Não está provado que a fé mova montanhas, mas o poder de bloquear a criminalização da homofobia ela já demonstrou. A mobilização de grupos religiosos e de parlamentares ligados à causa, com destaque para os evangélicos, mantém há oito anos no limbo do Congresso o Projeto de Lei 122, que poderia ser aplicado em casos como o do incêndio criminoso de Santana do Livramento
Itamar Melo – Zero Hora
Apresentada em 2006 na Câmara dos Deputados, a proposta prevê pena de até cinco anos de prisão para quem cometer atos diretos ou indiretos de discriminação ou preconceito motivado pela orientação sexual. O texto chegou a ser aprovado na Câmara dos Deputados, mas não foi adiante no Senado. Em sua última encarnação, ficou sob os cuidados do senador gaúcho Paulo Paim.
– Quando o projeto veio para o Senado, ninguém queria relatar. Acabei pegando. Fiz um trabalho de costura e articulação com os evangélicos, com a Igreja Católica, com a comunidade LGBT, em busca de uma redação de entendimento. Estávamos quase chegando a um acordo – conta o senador.
Depois de um amplo acerto, o termo homofobia foi excluído. A ideia era enquadrar o delito como crime de ódio, motivado pela orientação sexual. Aplicavam-se as regras válidas para o racismo no que diz respeito às penas e ao caráter inafiançável e imprescritível. Se o projeto tivesse sido aprovado, além de responder pelo crime contra o patrimônio, os incendiários de Livramento poderiam ser enquadrados na legislação, caso se comprovasse que o fogo teve como causa a discriminação contra a união gay. O projeto, no entanto, não chegou à votação.

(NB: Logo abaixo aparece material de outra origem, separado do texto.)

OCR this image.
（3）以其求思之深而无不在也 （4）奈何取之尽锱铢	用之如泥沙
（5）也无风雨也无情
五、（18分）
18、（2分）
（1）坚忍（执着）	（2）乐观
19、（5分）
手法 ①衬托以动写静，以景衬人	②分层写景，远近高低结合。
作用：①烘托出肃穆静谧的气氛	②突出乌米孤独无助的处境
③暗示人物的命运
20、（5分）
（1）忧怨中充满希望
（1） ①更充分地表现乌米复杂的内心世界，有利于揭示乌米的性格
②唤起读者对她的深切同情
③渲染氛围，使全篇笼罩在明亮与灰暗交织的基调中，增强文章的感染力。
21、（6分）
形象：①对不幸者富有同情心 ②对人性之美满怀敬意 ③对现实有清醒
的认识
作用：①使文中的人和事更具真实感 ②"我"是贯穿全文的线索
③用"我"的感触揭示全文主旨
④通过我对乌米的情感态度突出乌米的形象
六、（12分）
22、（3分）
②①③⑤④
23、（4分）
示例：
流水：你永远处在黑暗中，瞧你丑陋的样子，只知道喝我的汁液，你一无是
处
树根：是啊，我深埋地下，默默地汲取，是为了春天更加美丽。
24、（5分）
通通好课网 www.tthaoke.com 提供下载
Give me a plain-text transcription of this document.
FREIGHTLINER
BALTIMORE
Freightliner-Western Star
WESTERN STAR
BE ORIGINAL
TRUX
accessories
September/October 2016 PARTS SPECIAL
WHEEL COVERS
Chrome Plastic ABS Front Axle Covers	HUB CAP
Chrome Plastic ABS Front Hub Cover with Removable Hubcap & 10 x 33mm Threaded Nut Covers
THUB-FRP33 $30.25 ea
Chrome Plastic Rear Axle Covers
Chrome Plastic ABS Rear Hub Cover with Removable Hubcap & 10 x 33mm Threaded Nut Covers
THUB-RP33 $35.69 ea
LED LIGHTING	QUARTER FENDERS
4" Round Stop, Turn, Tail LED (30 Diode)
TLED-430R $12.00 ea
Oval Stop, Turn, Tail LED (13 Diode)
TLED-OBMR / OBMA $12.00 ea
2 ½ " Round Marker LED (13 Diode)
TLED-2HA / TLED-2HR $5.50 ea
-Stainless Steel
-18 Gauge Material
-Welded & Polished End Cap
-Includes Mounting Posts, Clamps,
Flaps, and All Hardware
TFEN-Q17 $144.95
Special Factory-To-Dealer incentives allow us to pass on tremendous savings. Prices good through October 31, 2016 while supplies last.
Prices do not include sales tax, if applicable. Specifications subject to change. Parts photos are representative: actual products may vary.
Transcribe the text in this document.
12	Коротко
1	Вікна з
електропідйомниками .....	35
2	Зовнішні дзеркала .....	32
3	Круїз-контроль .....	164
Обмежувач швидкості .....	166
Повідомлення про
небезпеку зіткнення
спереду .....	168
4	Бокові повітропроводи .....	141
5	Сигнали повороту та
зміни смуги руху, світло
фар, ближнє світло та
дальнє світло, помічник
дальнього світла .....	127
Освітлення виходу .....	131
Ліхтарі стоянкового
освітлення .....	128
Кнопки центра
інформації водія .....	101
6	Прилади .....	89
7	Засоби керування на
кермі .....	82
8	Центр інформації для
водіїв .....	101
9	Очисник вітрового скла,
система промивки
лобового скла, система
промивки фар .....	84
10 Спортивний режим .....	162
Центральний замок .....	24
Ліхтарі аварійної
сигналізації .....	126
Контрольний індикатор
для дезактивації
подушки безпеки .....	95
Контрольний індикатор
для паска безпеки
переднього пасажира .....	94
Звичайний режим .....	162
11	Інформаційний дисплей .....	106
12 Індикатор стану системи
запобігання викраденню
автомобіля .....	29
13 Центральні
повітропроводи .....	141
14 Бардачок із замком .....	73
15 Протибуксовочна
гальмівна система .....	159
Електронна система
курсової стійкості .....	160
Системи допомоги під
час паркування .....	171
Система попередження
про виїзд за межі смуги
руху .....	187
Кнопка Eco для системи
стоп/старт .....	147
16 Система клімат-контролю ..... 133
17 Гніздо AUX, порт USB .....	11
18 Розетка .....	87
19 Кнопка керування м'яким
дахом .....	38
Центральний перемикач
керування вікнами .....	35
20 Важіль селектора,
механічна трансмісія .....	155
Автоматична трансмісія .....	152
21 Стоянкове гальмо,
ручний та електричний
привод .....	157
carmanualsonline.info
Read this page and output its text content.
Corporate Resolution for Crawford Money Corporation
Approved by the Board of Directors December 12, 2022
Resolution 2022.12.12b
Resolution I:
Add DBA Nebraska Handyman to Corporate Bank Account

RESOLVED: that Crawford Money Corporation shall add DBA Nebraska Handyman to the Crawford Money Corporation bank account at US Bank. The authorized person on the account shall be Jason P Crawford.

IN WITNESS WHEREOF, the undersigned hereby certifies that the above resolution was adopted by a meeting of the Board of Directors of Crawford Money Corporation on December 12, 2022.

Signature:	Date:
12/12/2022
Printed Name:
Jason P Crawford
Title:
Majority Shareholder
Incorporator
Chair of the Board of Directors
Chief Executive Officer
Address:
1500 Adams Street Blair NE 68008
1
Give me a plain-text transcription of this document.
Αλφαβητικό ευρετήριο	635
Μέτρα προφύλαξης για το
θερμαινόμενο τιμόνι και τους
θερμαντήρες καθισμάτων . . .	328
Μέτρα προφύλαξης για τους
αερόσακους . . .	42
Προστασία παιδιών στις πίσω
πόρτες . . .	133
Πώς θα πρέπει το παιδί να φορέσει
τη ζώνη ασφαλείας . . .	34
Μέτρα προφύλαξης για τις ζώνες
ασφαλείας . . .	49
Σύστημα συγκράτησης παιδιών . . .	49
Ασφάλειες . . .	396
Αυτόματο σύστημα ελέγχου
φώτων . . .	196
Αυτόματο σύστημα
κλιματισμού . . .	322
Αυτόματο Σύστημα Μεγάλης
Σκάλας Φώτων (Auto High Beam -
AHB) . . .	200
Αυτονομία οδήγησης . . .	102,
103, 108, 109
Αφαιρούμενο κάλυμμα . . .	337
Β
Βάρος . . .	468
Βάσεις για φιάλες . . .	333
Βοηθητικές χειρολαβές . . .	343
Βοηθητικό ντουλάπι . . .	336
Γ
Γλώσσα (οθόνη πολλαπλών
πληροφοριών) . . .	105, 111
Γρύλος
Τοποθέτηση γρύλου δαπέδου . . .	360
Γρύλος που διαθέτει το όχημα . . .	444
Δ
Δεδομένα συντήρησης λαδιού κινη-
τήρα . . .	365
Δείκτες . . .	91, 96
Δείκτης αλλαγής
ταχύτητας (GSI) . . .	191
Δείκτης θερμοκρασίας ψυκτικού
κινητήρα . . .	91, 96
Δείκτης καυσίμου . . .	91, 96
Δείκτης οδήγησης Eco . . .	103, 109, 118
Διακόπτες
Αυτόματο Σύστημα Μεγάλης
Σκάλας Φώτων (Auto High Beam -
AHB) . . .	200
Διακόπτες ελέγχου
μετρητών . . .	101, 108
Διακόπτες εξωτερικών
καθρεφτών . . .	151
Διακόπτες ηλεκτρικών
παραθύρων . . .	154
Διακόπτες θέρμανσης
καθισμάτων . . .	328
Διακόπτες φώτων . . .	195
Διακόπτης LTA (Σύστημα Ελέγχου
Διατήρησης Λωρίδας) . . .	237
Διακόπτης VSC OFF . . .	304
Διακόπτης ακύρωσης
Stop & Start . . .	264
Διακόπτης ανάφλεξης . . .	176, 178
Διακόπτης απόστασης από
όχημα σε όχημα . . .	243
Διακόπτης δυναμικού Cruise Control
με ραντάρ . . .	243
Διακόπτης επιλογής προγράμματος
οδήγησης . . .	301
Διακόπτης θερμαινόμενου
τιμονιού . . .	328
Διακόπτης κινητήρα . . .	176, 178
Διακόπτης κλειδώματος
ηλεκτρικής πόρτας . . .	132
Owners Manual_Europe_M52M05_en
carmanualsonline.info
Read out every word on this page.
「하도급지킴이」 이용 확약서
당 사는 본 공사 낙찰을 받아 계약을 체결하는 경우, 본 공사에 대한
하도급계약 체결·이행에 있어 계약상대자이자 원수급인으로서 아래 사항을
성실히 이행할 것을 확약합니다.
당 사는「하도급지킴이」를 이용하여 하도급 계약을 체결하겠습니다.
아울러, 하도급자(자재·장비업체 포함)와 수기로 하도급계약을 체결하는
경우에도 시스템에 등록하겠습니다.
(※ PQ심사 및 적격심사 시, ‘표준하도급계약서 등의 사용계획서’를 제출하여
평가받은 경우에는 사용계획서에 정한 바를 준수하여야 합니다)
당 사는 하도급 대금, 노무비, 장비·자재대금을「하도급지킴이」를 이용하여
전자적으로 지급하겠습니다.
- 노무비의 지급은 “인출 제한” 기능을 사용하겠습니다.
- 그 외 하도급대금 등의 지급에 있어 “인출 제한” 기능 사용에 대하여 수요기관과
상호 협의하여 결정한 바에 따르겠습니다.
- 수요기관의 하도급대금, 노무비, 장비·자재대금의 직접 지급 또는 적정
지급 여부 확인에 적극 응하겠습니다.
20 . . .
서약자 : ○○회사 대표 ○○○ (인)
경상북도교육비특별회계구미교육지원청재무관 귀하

– De repente, os grupos religiosos começaram a dizer: “Paim, o 122 está demonizado. O texto é razoável, mas tem de mudar o número”. Estávamos perto do entendimento, mas voltaram atrás dizendo que o número estava demonizado. É complicado – afirma o senador.
Em seguida, foi apresentado e aprovado um requerimento para que o assunto fosse encaminhando à Comissão de Constituição e Justiça, para ser anexado à discussão sobre a reformulação do Código Penal. O trabalho de Paim foi para o cesto de lixo. Como seu texto não havia sido votado, o projeto que veio da Câmara é que foi encaminhado.